= Charles J. Morris =

American lawyer

Charles J. Morris (1871-1924) was the ninth Speaker of the House of the South Dakota Legislature.

== Biography and education ==
Charles was born on January 10, 1871, near Galena, Illinois, to parents James Morris, who immigrated to the US from England in 1856, and Mary Louisa Morris who immigrated to the US from Switzerland. He was the 6th of 10 siblings.

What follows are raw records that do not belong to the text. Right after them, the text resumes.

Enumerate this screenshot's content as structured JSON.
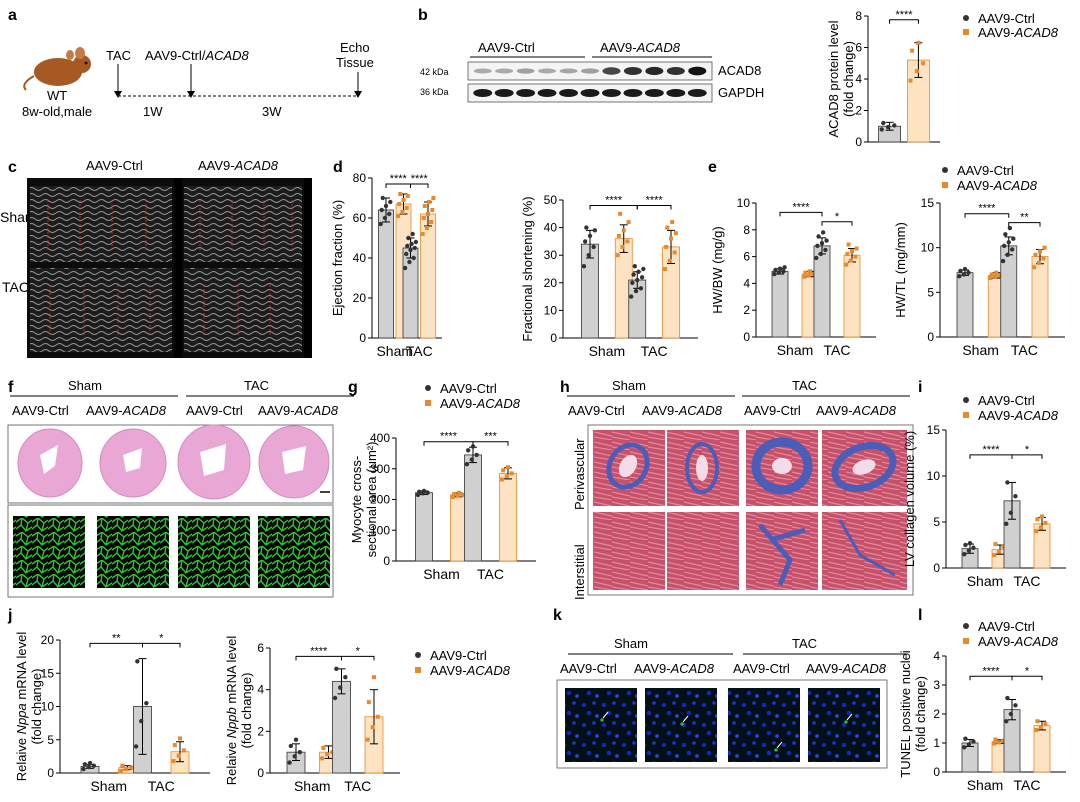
{
  "colors": {
    "ctrl_fill": "#d0d0d0",
    "acad8_fill": "#fde3c2",
    "acad8_dot": "#e8892b",
    "ctrl_dot": "#333333",
    "mouse_body": "#a55a24",
    "he_stain": "#e9a7d6",
    "wga_green": "#33c233",
    "masson_red": "#c7506b",
    "masson_blue": "#4a5db8",
    "tunel_blue": "#1428b8"
  },
  "panel_letters": [
    "a",
    "b",
    "c",
    "d",
    "e",
    "f",
    "g",
    "h",
    "i",
    "j",
    "k",
    "l"
  ],
  "legend": {
    "ctrl": "AAV9-Ctrl",
    "acad8_prefix": "AAV9-",
    "acad8_gene": "ACAD8"
  },
  "groups": {
    "sham": "Sham",
    "tac": "TAC"
  },
  "panel_a": {
    "mouse_label_1": "WT",
    "mouse_label_2": "8w-old,male",
    "tac": "TAC",
    "injection_prefix": "AAV9-Ctrl/",
    "injection_gene": "ACAD8",
    "endpoint_1": "Echo",
    "endpoint_2": "Tissue",
    "interval_1": "1W",
    "interval_2": "3W"
  },
  "panel_b": {
    "group_ctrl": "AAV9-Ctrl",
    "group_acad8_prefix": "AAV9-",
    "group_acad8_gene": "ACAD8",
    "band_1_size": "42 kDa",
    "band_2_size": "36 kDa",
    "band_1_name": "ACAD8",
    "band_2_name": "GAPDH",
    "band_1_intensity": [
      0.2,
      0.2,
      0.25,
      0.2,
      0.22,
      0.25,
      0.7,
      0.8,
      0.85,
      0.8,
      0.95
    ]
  },
  "panel_c": {
    "group_ctrl": "AAV9-Ctrl",
    "group_acad8_prefix": "AAV9-",
    "group_acad8_gene": "ACAD8"
  },
  "panel_f": {
    "group_ctrl": "AAV9-Ctrl",
    "group_acad8_prefix": "AAV9-",
    "group_acad8_gene": "ACAD8"
  },
  "panel_h": {
    "group_ctrl": "AAV9-Ctrl",
    "group_acad8_prefix": "AAV9-",
    "group_acad8_gene": "ACAD8",
    "row_1": "Perivascular",
    "row_2": "Interstitial"
  },
  "panel_k": {
    "group_ctrl": "AAV9-Ctrl",
    "group_acad8_prefix": "AAV9-",
    "group_acad8_gene": "ACAD8"
  },
  "chart_data": [
    {
      "id": "b",
      "type": "bar",
      "categories": [
        "AAV9-Ctrl",
        "AAV9-ACAD8"
      ],
      "ylabel_lines": [
        "ACAD8 protein level",
        "(fold change)"
      ],
      "yticks": [
        0,
        2,
        4,
        6,
        8
      ],
      "ylim": [
        0,
        8
      ],
      "means": [
        1.0,
        5.2
      ],
      "errors": [
        0.25,
        1.1
      ],
      "points": [
        [
          0.8,
          0.95,
          1.05,
          1.2
        ],
        [
          3.9,
          4.5,
          5.0,
          5.8,
          6.3
        ]
      ],
      "significance": [
        {
          "bars": [
            0,
            1
          ],
          "label": "****"
        }
      ]
    },
    {
      "id": "d1",
      "type": "bar",
      "grouped": true,
      "groups": [
        "Sham",
        "TAC"
      ],
      "ylabel_lines": [
        "Ejection fraction (%)"
      ],
      "yticks": [
        0,
        20,
        40,
        60,
        80
      ],
      "ylim": [
        0,
        80
      ],
      "series": [
        {
          "means": [
            64,
            45
          ],
          "errors": [
            6,
            5
          ]
        },
        {
          "means": [
            67,
            62
          ],
          "errors": [
            5,
            6
          ]
        }
      ],
      "points": [
        [
          [
            57,
            60,
            62,
            64,
            66,
            68,
            70
          ],
          [
            35,
            38,
            40,
            42,
            44,
            45,
            46,
            47,
            48,
            50,
            52
          ]
        ],
        [
          [
            61,
            63,
            65,
            67,
            69,
            71,
            72
          ],
          [
            52,
            55,
            58,
            60,
            62,
            64,
            66,
            68,
            70
          ]
        ]
      ],
      "significance": [
        {
          "bars": [
            0,
            2
          ],
          "label": "****",
          "y": 77
        },
        {
          "bars": [
            2,
            3
          ],
          "label": "****",
          "y": 77
        }
      ]
    },
    {
      "id": "d2",
      "type": "bar",
      "grouped": true,
      "groups": [
        "Sham",
        "TAC"
      ],
      "ylabel_lines": [
        "Fractional shortening (%)"
      ],
      "yticks": [
        0,
        10,
        20,
        30,
        40,
        50
      ],
      "ylim": [
        0,
        50
      ],
      "series": [
        {
          "means": [
            34,
            21
          ],
          "errors": [
            5,
            3
          ]
        },
        {
          "means": [
            36,
            33
          ],
          "errors": [
            5,
            6
          ]
        }
      ],
      "points": [
        [
          [
            26,
            30,
            33,
            35,
            37,
            39,
            40
          ],
          [
            15,
            17,
            18,
            20,
            21,
            22,
            23,
            24,
            25,
            26
          ]
        ],
        [
          [
            30,
            33,
            35,
            37,
            39,
            42,
            45
          ],
          [
            25,
            28,
            31,
            33,
            36,
            38,
            40,
            42
          ]
        ]
      ],
      "significance": [
        {
          "bars": [
            0,
            2
          ],
          "label": "****",
          "y": 48
        },
        {
          "bars": [
            2,
            3
          ],
          "label": "****",
          "y": 48
        }
      ]
    },
    {
      "id": "e1",
      "type": "bar",
      "grouped": true,
      "groups": [
        "Sham",
        "TAC"
      ],
      "ylabel_lines": [
        "HW/BW (mg/g)"
      ],
      "yticks": [
        0,
        2,
        4,
        6,
        8,
        10
      ],
      "ylim": [
        0,
        10
      ],
      "series": [
        {
          "means": [
            4.9,
            6.8
          ],
          "errors": [
            0.2,
            0.6
          ]
        },
        {
          "means": [
            4.7,
            6.1
          ],
          "errors": [
            0.2,
            0.5
          ]
        }
      ],
      "points": [
        [
          [
            4.7,
            4.8,
            4.9,
            5.0,
            5.1,
            5.2
          ],
          [
            5.9,
            6.2,
            6.5,
            6.8,
            7.0,
            7.2,
            7.5,
            7.8
          ]
        ],
        [
          [
            4.5,
            4.6,
            4.7,
            4.8,
            4.9
          ],
          [
            5.4,
            5.7,
            6.0,
            6.2,
            6.4,
            6.6,
            6.9
          ]
        ]
      ],
      "significance": [
        {
          "bars": [
            0,
            2
          ],
          "label": "****",
          "y": 9.3
        },
        {
          "bars": [
            2,
            3
          ],
          "label": "*",
          "y": 8.6
        }
      ]
    },
    {
      "id": "e2",
      "type": "bar",
      "grouped": true,
      "groups": [
        "Sham",
        "TAC"
      ],
      "ylabel_lines": [
        "HW/TL (mg/mm)"
      ],
      "yticks": [
        0,
        5,
        10,
        15
      ],
      "ylim": [
        0,
        15
      ],
      "series": [
        {
          "means": [
            7.2,
            10.2
          ],
          "errors": [
            0.3,
            1.0
          ]
        },
        {
          "means": [
            6.9,
            9.0
          ],
          "errors": [
            0.3,
            0.8
          ]
        }
      ],
      "points": [
        [
          [
            6.8,
            7.0,
            7.2,
            7.4,
            7.6
          ],
          [
            8.5,
            9.2,
            9.8,
            10.2,
            10.6,
            11.0,
            11.5,
            12.2
          ]
        ],
        [
          [
            6.6,
            6.8,
            6.9,
            7.0,
            7.2
          ],
          [
            7.8,
            8.3,
            8.8,
            9.2,
            9.6,
            10.0
          ]
        ]
      ],
      "significance": [
        {
          "bars": [
            0,
            2
          ],
          "label": "****",
          "y": 13.8
        },
        {
          "bars": [
            2,
            3
          ],
          "label": "**",
          "y": 12.8
        }
      ]
    },
    {
      "id": "g",
      "type": "bar",
      "grouped": true,
      "groups": [
        "Sham",
        "TAC"
      ],
      "ylabel_lines": [
        "Myocyte cross-",
        "sectional area (μm²)"
      ],
      "yticks": [
        0,
        100,
        200,
        300,
        400
      ],
      "ylim": [
        0,
        400
      ],
      "series": [
        {
          "means": [
            222,
            345
          ],
          "errors": [
            6,
            25
          ]
        },
        {
          "means": [
            215,
            285
          ],
          "errors": [
            6,
            18
          ]
        }
      ],
      "points": [
        [
          [
            215,
            220,
            222,
            225,
            228
          ],
          [
            315,
            330,
            345,
            360,
            372
          ]
        ],
        [
          [
            208,
            212,
            215,
            218,
            222
          ],
          [
            265,
            275,
            285,
            295,
            305
          ]
        ]
      ],
      "significance": [
        {
          "bars": [
            0,
            2
          ],
          "label": "****",
          "y": 388
        },
        {
          "bars": [
            2,
            3
          ],
          "label": "***",
          "y": 388
        }
      ]
    },
    {
      "id": "i",
      "type": "bar",
      "grouped": true,
      "groups": [
        "Sham",
        "TAC"
      ],
      "ylabel_lines": [
        "LV collagen volume (%)"
      ],
      "yticks": [
        0,
        5,
        10,
        15
      ],
      "ylim": [
        0,
        15
      ],
      "series": [
        {
          "means": [
            2.1,
            7.3
          ],
          "errors": [
            0.5,
            2.0
          ]
        },
        {
          "means": [
            2.0,
            4.8
          ],
          "errors": [
            0.5,
            0.7
          ]
        }
      ],
      "points": [
        [
          [
            1.5,
            1.9,
            2.2,
            2.5,
            2.7
          ],
          [
            4.8,
            6.0,
            7.8,
            9.3
          ]
        ],
        [
          [
            1.4,
            1.8,
            2.3,
            2.6
          ],
          [
            4.0,
            4.4,
            4.9,
            5.3,
            5.6
          ]
        ]
      ],
      "significance": [
        {
          "bars": [
            0,
            2
          ],
          "label": "****",
          "y": 12.3
        },
        {
          "bars": [
            2,
            3
          ],
          "label": "*",
          "y": 12.3
        }
      ]
    },
    {
      "id": "j1",
      "type": "bar",
      "grouped": true,
      "groups": [
        "Sham",
        "TAC"
      ],
      "ylabel_lines": [
        "Relaive ",
        "Nppa",
        " mRNA level",
        "(fold change)"
      ],
      "yticks": [
        0,
        5,
        10,
        15,
        20
      ],
      "ylim": [
        0,
        20
      ],
      "series": [
        {
          "means": [
            1.0,
            10.0
          ],
          "errors": [
            0.3,
            7.2
          ]
        },
        {
          "means": [
            0.8,
            3.2
          ],
          "errors": [
            0.3,
            1.5
          ]
        }
      ],
      "points": [
        [
          [
            0.6,
            0.9,
            1.1,
            1.3,
            1.5
          ],
          [
            4.0,
            7.8,
            10.5,
            16.8
          ]
        ],
        [
          [
            0.3,
            0.6,
            0.8,
            1.1
          ],
          [
            1.8,
            2.6,
            3.4,
            4.2,
            5.2
          ]
        ]
      ],
      "significance": [
        {
          "bars": [
            0,
            2
          ],
          "label": "**",
          "y": 19.5
        },
        {
          "bars": [
            2,
            3
          ],
          "label": "*",
          "y": 19.5
        }
      ]
    },
    {
      "id": "j2",
      "type": "bar",
      "grouped": true,
      "groups": [
        "Sham",
        "TAC"
      ],
      "ylabel_lines": [
        "Relaive ",
        "Nppb",
        " mRNA level",
        "(fold change)"
      ],
      "yticks": [
        0,
        2,
        4,
        6
      ],
      "ylim": [
        0,
        6
      ],
      "series": [
        {
          "means": [
            1.0,
            4.4
          ],
          "errors": [
            0.4,
            0.6
          ]
        },
        {
          "means": [
            1.0,
            2.7
          ],
          "errors": [
            0.3,
            1.3
          ]
        }
      ],
      "points": [
        [
          [
            0.5,
            0.8,
            1.0,
            1.3,
            1.6
          ],
          [
            3.6,
            4.1,
            4.6,
            5.0
          ]
        ],
        [
          [
            0.7,
            0.9,
            1.0,
            1.2
          ],
          [
            1.6,
            2.2,
            2.7,
            3.4,
            4.6
          ]
        ]
      ],
      "significance": [
        {
          "bars": [
            0,
            2
          ],
          "label": "****",
          "y": 5.6
        },
        {
          "bars": [
            2,
            3
          ],
          "label": "*",
          "y": 5.6
        }
      ]
    },
    {
      "id": "l",
      "type": "bar",
      "grouped": true,
      "groups": [
        "Sham",
        "TAC"
      ],
      "ylabel_lines": [
        "TUNEL positive nuclei",
        "(fold change)"
      ],
      "yticks": [
        0,
        1,
        2,
        3,
        4
      ],
      "ylim": [
        0,
        4
      ],
      "series": [
        {
          "means": [
            1.0,
            2.15
          ],
          "errors": [
            0.12,
            0.35
          ]
        },
        {
          "means": [
            1.05,
            1.6
          ],
          "errors": [
            0.06,
            0.15
          ]
        }
      ],
      "points": [
        [
          [
            0.85,
            0.95,
            1.05,
            1.15
          ],
          [
            1.75,
            2.0,
            2.3,
            2.55
          ]
        ],
        [
          [
            0.98,
            1.02,
            1.08,
            1.12
          ],
          [
            1.45,
            1.55,
            1.65,
            1.75
          ]
        ]
      ],
      "significance": [
        {
          "bars": [
            0,
            2
          ],
          "label": "****",
          "y": 3.3
        },
        {
          "bars": [
            2,
            3
          ],
          "label": "*",
          "y": 3.3
        }
      ]
    }
  ]
}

Charles attended the local schools near Galena for his early education, then enrolled in the German-English College in Galena. Following this he enrolled in Northern Illinois Normal School in Dixon, Illinois. He received his law degree in 1898 from the Dixon College of law.

== Career ==
Charles moved to Sioux Falls, South Dakota in June 1899 and established his law practice. He first ran for public office in 1908, and was elected to the South Dakota House of Representatives. He was re-elected in 1910, and was selected by unanimous vote to be the Speaker of the House in the legislative session of 1911. On April 11, 1911, he was appointed assistant United States District Attorney of South Dakota, serving in that position until January 1913, when he was made District Attorney in place of E. E. Wagner who had resigned.

== Personal life ==
In Washington DC on July 10, 1907, Charles was married to Virginia Hazen. Virginia's ancestors included Napoleon Bonaparte. She was also known as a leading soprano soloist in the Washington, DC area and had performed in several musical programs at the White House while occupied by President William McKinley.

==Later life and death==
From 1918-1922 Charles was county chairman of the Republican party, secretary of the State Central Committee, and President of the Minnehaha County Bar Association. He had traveled to Minneapolis, Minnesota in March 1924 on a business trip and to have minor surgery. Unfortunately, he died of complications of that surgery and died in a Minneapolis hospital on March 22, 1924. Services were held in Sioux Falls at the Masonic Temple and the body was shipped to Galena, Illinois where he was buried in Greenwood Cemetery on March 27, 1924.